Nee, het gaat om iets anders: om het uitsluiten van onzekerheid als gemoedstoestand. Onzekerheid is onacceptabel geworden, zekerheid is een mensenrecht. ‘Wij willen weten!’ Maar dan niet weten om de waarheid te dienen, maar omdat men zich tekort gedaan voelt als men iets niet weet. Hier klinkt mogelijk een verongelijktheid door die in Nederland wel vaker te horen is en die grenst aan de eis gevrijwaard te worden van elk leed.

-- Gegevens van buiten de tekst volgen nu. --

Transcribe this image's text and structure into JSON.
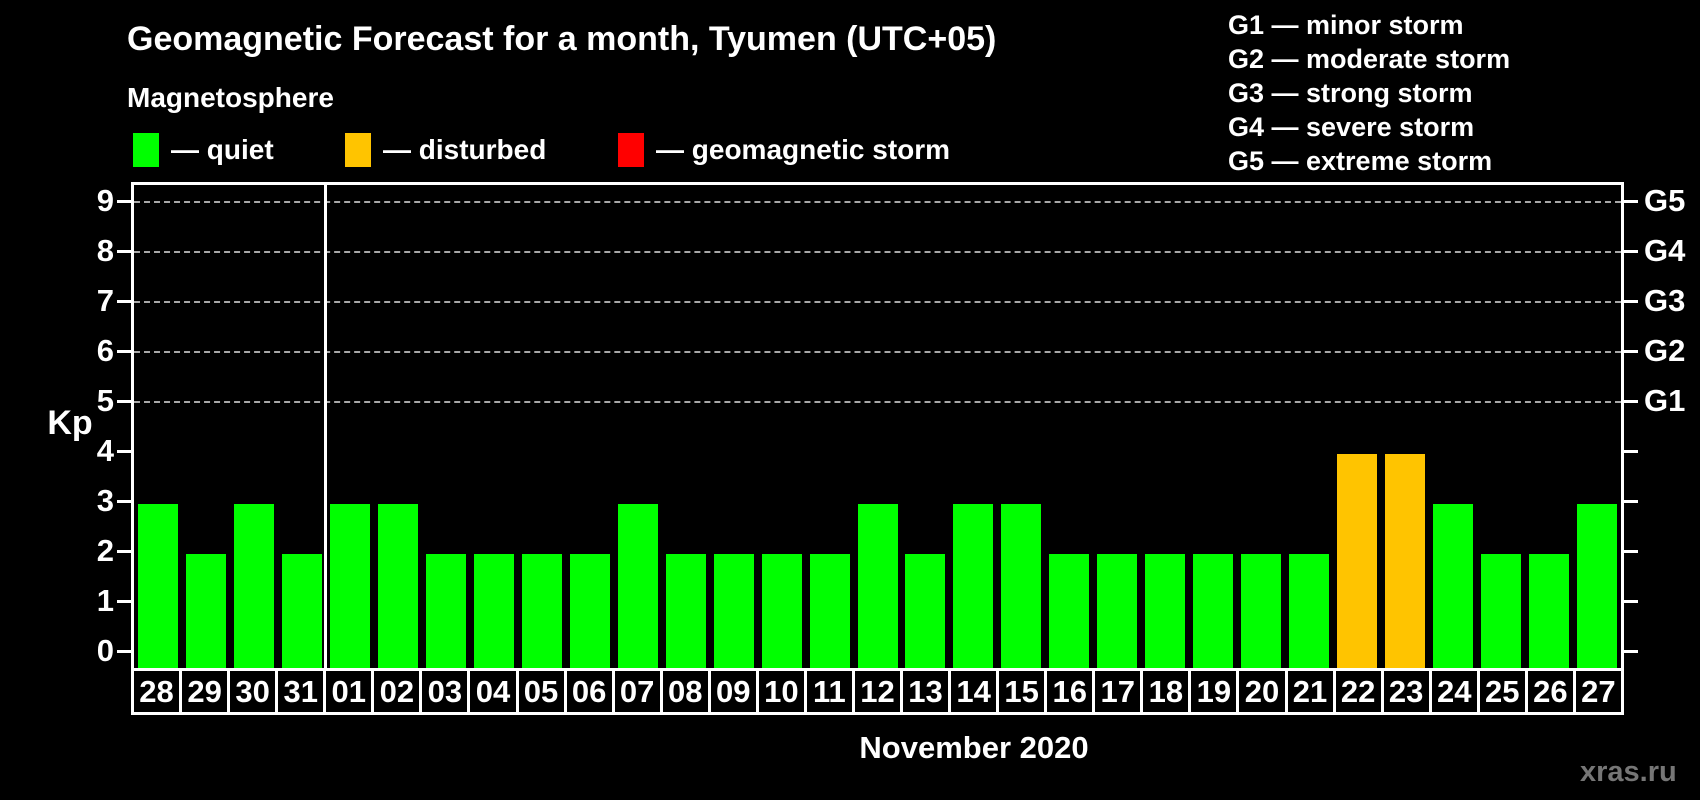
{
  "title": "Geomagnetic Forecast for a month, Tyumen (UTC+05)",
  "subtitle": "Magnetosphere",
  "legend": {
    "items": [
      {
        "key": "quiet",
        "label": "— quiet",
        "color": "#00ff00"
      },
      {
        "key": "disturbed",
        "label": "— disturbed",
        "color": "#ffc400"
      },
      {
        "key": "storm",
        "label": "— geomagnetic storm",
        "color": "#ff0000"
      }
    ]
  },
  "g_legend": [
    "G1 — minor storm",
    "G2 — moderate storm",
    "G3 — strong storm",
    "G4 — severe storm",
    "G5 — extreme storm"
  ],
  "axis": {
    "y_label": "Kp",
    "y_ticks": [
      0,
      1,
      2,
      3,
      4,
      5,
      6,
      7,
      8,
      9
    ],
    "right_labels": {
      "5": "G1",
      "6": "G2",
      "7": "G3",
      "8": "G4",
      "9": "G5"
    }
  },
  "chart_data": {
    "type": "bar",
    "title": "Geomagnetic Forecast for a month, Tyumen (UTC+05)",
    "categories": [
      "28",
      "29",
      "30",
      "31",
      "01",
      "02",
      "03",
      "04",
      "05",
      "06",
      "07",
      "08",
      "09",
      "10",
      "11",
      "12",
      "13",
      "14",
      "15",
      "16",
      "17",
      "18",
      "19",
      "20",
      "21",
      "22",
      "23",
      "24",
      "25",
      "26",
      "27"
    ],
    "values": [
      3,
      2,
      3,
      2,
      3,
      3,
      2,
      2,
      2,
      2,
      3,
      2,
      2,
      2,
      2,
      3,
      2,
      3,
      3,
      2,
      2,
      2,
      2,
      2,
      2,
      4,
      4,
      3,
      2,
      2,
      3
    ],
    "states": [
      "quiet",
      "quiet",
      "quiet",
      "quiet",
      "quiet",
      "quiet",
      "quiet",
      "quiet",
      "quiet",
      "quiet",
      "quiet",
      "quiet",
      "quiet",
      "quiet",
      "quiet",
      "quiet",
      "quiet",
      "quiet",
      "quiet",
      "quiet",
      "quiet",
      "quiet",
      "quiet",
      "quiet",
      "quiet",
      "disturbed",
      "disturbed",
      "quiet",
      "quiet",
      "quiet",
      "quiet"
    ],
    "colors": {
      "quiet": "#00ff00",
      "disturbed": "#ffc400",
      "storm": "#ff0000"
    },
    "xlabel": "November 2020",
    "ylabel": "Kp",
    "ylim": [
      0,
      9
    ],
    "gridlines": [
      5,
      6,
      7,
      8,
      9
    ],
    "legend_position": "top",
    "month_separator_after": "31"
  },
  "watermark": "xras.ru"
}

Maar dat is onmogelijk. Griep en mens zullen onlosmakelijk met elkaar verbonden blijven: mensen en virussen (en andere ziekteverwekkers) hebben altijd in een precair evenwicht geleefd. De eerste hominiden en vroegste mensen leden waarschijnlijk aan dezelfde tropische ziekteverwekkers als verwante primaten. Toen kleine groepen mensen Afrika uittrokken naar gematigder of drogere klimaten, raakten ze deze pathogenen grotendeels kwijt. Pas na het ontstaan van de landbouw kon men zich permanent vestigen en in veel hogere bevolkingsdichtheden. Door de makkelijke verspreiding van mens tot mens in dorpen en steden ontstond opnieuw een reservoir van endemische ziekteverwekkers. Handel en ontdekkingsreizen (inclusief de ratten op schepen) brachten een mondialisering van deze pathogenen op gang die tot vandaag voortduurt, met de bekende dramatische gevolgen van bijvoorbeeld builenpest en Spaanse griep.

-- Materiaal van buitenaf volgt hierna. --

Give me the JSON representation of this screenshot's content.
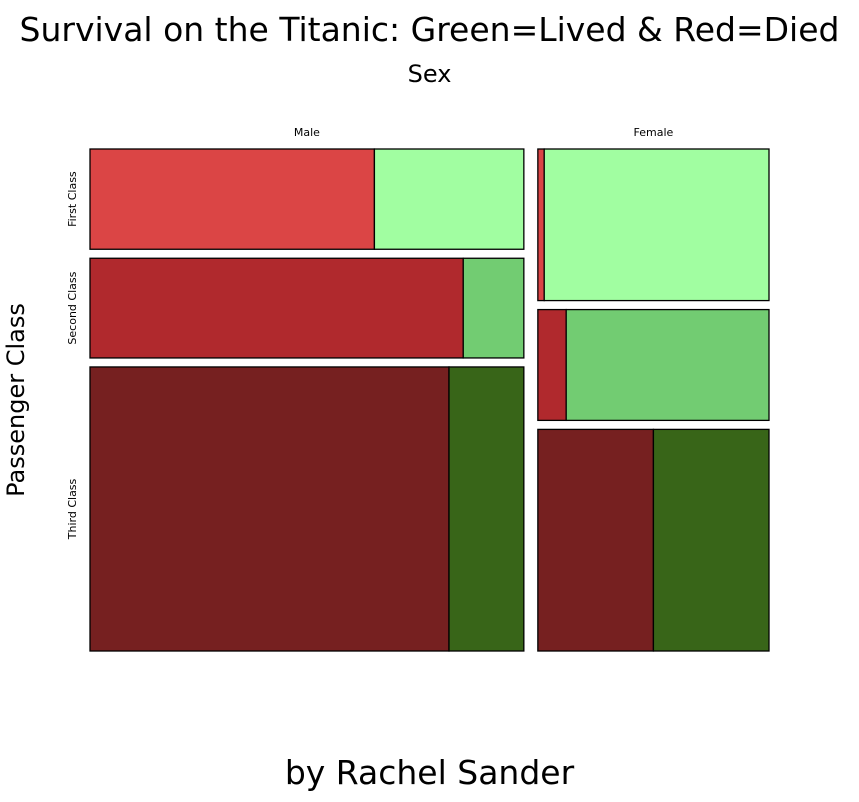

De negentiende-eeuwse wetenschap bood eindelijk soelaas door de ontdekking van de mechanismen achter de infecties en de rol van vectoren, uitmondend in vaccins, antibiotica en allerlei maatregelen op het gebied van volksgezondheid die zich in de twintigste eeuw hebben verfijnd. Daardoor is de bevolking in rijke landen vandaag zo goed beschermd dat we vergeten zijn dat dit in de geschiedenis van de mensheid zeer uitzonderlijk is. Met uitzondering van pokken (en zelfs daaraan wordt nu weer getwijfeld) zijn de meeste besmettelijke ziekten echter niet definitief uitgeroeid. Ze kunnen opnieuw en onverwachts uitbreken. In de jaren negentig veroorzaakte een nieuwe cholera-variant in de Verenigde Staten meer dan tienduizend doden. Bovendien ontstaan er nog steeds nieuwe ziekten, zoals hiv/aids.

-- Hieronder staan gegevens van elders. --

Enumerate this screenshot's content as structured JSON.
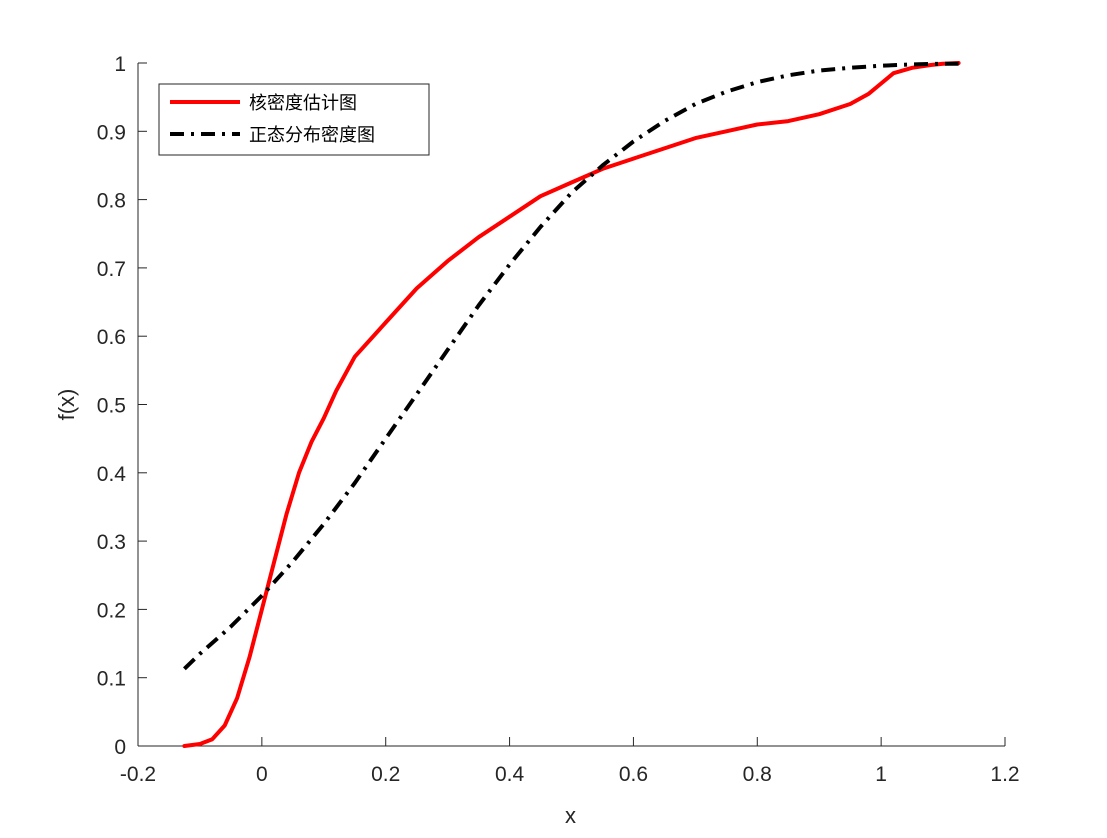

De vooruitgang die in rijke landen is geboekt, strekt zich nauwelijks of niet uit tot de arme landen. Van griep ga je in ons deel van de wereld niet dood (wel eventueel aan de complicaties). Het echte leed is dat de griep zich in arme landen schaart naast talloze andere ziekten, armoede en ondervoeding en vaak niet eens herkend wordt.
Mondialisering verbindt ons nauwer dan menigeen lief is met de rest van de wereld, inclusief de pathogenen elders. Daarom gaat deze griep over meer dan ons eigen welbevinden, maar ook over het uitwisselen van kennis en medicijnen tussen landen. En voor individuele patiënten geldt: recht op informatie hebben alle bezoekers van de poli, maar ook de plicht om te proberen hun eigen griepleed in perspectief te zien.